For a lot of footballers, to go from playing football a couple of hours a day to suddenly sit behind a desk from nine to five is quite a scary thought.

On the business side, Lee has a strong role model in his father, a serial entrepreneur who helped Lee craft his pitch when he and a friend appeared on Dragon’s Den in 2006. The pair walked away with a £150,000 investment from Duncan Bannatyne.

The business is still running today – Lee credits his business partner for that success, while he was focusing on football – but his father’s impact on Lee’s new life as an entrepreneur is a valuable one, with the desire to emulate him a strong motivation.

Recognition of that value comes through in Lee’s mentoring of young goalkeepers, and his determination to pass on the lessons of his career is striking, as is his frustration with how goalkeepers are portrayed in the media.

“Sometimes you might have three or four games where you make a mistake; you can play really well in all four games, but a moment goes against you and people are quick to generalise. That happens, and naturally we assume ‘he’s going through a bad patch’, or you can have three or four bad games, make world class saves in the last minute and everyone thinks you’re on fire.

“It’s not always the goalkeeper that’s making lots of saves that’s the most effective goalkeeper. A goalkeeper that can be the eyes and ears for the four or five in front of him will have so much less to do. It seems like an obvious thing, but it’s not something that every goalkeeper’s blessed with.

“You can inspire and motivate those in front of you. The difference between a half-hearted shout of ‘away’ or ‘man-up’ or ‘mark-up’ and speaking to that person individually and making sure they do that job. If they do it well, then praise them, if they don’t then let them know you’re on their case – you’re effectively a manager on the field. That’s something, again, that’s not really understood.

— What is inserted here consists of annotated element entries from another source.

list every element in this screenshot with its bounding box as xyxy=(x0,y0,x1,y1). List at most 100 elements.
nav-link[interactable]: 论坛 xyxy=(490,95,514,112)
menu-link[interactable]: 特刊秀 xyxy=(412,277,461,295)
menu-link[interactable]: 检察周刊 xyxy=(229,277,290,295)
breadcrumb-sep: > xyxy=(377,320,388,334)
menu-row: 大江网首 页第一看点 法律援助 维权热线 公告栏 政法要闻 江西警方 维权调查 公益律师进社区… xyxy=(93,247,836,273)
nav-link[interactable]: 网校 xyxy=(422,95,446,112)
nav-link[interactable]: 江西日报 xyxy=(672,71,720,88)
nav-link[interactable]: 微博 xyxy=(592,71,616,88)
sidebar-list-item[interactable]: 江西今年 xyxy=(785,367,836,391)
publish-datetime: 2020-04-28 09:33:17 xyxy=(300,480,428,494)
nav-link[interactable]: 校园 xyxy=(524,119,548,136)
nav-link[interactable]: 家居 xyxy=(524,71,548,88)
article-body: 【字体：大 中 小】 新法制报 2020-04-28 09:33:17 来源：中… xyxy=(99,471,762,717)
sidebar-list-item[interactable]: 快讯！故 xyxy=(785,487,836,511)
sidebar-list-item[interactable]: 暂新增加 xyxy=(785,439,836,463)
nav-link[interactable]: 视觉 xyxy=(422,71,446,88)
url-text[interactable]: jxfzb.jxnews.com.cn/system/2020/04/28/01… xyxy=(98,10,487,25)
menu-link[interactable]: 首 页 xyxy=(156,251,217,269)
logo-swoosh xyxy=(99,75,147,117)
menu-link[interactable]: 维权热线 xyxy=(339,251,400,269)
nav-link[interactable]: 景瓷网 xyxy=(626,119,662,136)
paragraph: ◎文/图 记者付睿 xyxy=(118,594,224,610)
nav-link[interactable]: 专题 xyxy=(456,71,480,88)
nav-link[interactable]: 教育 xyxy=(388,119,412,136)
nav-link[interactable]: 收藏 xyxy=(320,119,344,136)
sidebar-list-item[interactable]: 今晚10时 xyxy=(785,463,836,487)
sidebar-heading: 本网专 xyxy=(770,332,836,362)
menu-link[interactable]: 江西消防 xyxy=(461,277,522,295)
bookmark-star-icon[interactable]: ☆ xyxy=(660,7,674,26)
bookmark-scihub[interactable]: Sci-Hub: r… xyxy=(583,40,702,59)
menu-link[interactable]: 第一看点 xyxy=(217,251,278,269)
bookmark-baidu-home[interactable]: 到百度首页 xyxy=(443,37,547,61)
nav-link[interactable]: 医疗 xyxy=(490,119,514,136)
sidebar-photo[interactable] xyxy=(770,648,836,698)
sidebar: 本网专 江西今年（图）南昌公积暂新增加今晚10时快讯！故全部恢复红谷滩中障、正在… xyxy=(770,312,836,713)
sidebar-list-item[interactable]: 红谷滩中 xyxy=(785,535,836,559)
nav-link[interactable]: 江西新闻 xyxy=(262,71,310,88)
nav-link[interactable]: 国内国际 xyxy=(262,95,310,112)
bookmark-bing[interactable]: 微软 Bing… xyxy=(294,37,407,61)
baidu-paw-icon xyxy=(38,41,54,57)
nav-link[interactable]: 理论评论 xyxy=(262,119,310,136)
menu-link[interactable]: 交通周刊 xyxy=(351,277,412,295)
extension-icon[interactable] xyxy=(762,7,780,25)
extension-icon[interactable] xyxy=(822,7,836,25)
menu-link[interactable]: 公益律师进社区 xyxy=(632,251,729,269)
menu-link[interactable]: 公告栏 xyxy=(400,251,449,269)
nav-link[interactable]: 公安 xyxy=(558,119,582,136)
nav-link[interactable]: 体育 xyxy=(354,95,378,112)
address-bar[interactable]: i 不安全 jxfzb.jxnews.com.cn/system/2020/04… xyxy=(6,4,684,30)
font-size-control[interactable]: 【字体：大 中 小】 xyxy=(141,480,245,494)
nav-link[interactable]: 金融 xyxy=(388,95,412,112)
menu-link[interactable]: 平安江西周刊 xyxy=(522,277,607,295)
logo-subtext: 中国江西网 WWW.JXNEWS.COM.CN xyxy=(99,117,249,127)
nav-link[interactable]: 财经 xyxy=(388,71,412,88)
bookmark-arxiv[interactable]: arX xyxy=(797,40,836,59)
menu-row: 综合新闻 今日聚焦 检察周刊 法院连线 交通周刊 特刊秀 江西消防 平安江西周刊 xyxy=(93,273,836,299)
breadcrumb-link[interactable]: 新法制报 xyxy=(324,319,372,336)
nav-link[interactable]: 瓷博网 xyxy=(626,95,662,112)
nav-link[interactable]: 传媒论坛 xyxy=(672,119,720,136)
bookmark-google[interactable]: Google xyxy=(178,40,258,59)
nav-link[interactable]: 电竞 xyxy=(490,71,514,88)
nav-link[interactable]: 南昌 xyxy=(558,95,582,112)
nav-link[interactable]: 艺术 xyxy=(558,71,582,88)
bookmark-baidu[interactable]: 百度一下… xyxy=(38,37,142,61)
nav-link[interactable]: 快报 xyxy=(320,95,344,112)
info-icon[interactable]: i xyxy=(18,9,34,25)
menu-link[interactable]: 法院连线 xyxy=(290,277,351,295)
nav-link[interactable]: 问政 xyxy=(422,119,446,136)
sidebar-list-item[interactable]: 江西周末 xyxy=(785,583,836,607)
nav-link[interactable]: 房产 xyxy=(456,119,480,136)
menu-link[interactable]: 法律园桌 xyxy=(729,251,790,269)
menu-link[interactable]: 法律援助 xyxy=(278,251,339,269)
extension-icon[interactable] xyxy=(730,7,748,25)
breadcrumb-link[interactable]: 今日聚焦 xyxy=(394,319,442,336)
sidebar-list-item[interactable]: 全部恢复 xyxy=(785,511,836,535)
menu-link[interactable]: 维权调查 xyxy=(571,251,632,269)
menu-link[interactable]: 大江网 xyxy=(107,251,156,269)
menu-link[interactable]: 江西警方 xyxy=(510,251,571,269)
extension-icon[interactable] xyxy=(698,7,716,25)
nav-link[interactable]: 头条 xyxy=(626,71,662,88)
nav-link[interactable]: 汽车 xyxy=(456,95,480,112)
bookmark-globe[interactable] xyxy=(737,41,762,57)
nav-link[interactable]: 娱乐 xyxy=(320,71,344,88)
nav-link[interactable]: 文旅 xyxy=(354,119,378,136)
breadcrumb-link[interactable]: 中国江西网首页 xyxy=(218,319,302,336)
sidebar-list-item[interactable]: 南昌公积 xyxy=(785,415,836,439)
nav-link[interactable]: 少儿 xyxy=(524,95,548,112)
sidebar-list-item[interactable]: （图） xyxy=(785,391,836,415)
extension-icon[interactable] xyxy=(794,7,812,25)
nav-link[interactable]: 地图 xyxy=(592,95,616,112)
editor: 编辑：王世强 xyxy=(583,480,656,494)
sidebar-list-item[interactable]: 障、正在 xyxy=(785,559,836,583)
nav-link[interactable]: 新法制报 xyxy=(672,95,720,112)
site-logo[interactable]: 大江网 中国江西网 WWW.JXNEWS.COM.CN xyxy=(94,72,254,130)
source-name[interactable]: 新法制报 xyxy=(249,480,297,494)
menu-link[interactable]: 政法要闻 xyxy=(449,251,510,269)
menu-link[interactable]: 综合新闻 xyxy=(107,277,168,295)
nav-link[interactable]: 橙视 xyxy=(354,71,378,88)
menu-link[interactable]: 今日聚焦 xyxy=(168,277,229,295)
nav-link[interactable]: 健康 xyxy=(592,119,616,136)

“Distribution now is becoming much more important, as is knowing the tactical side of the game. It’s just scratching the surface what’s noticed. Certainly, if someone was to do a proper assessment of a goalkeeper, it would be pages and pages of notes. There really is a lot to it.”

No-one’s written up that assessment yet, but if someone is going to do it, there aren’t many people more qualified than Richard Lee.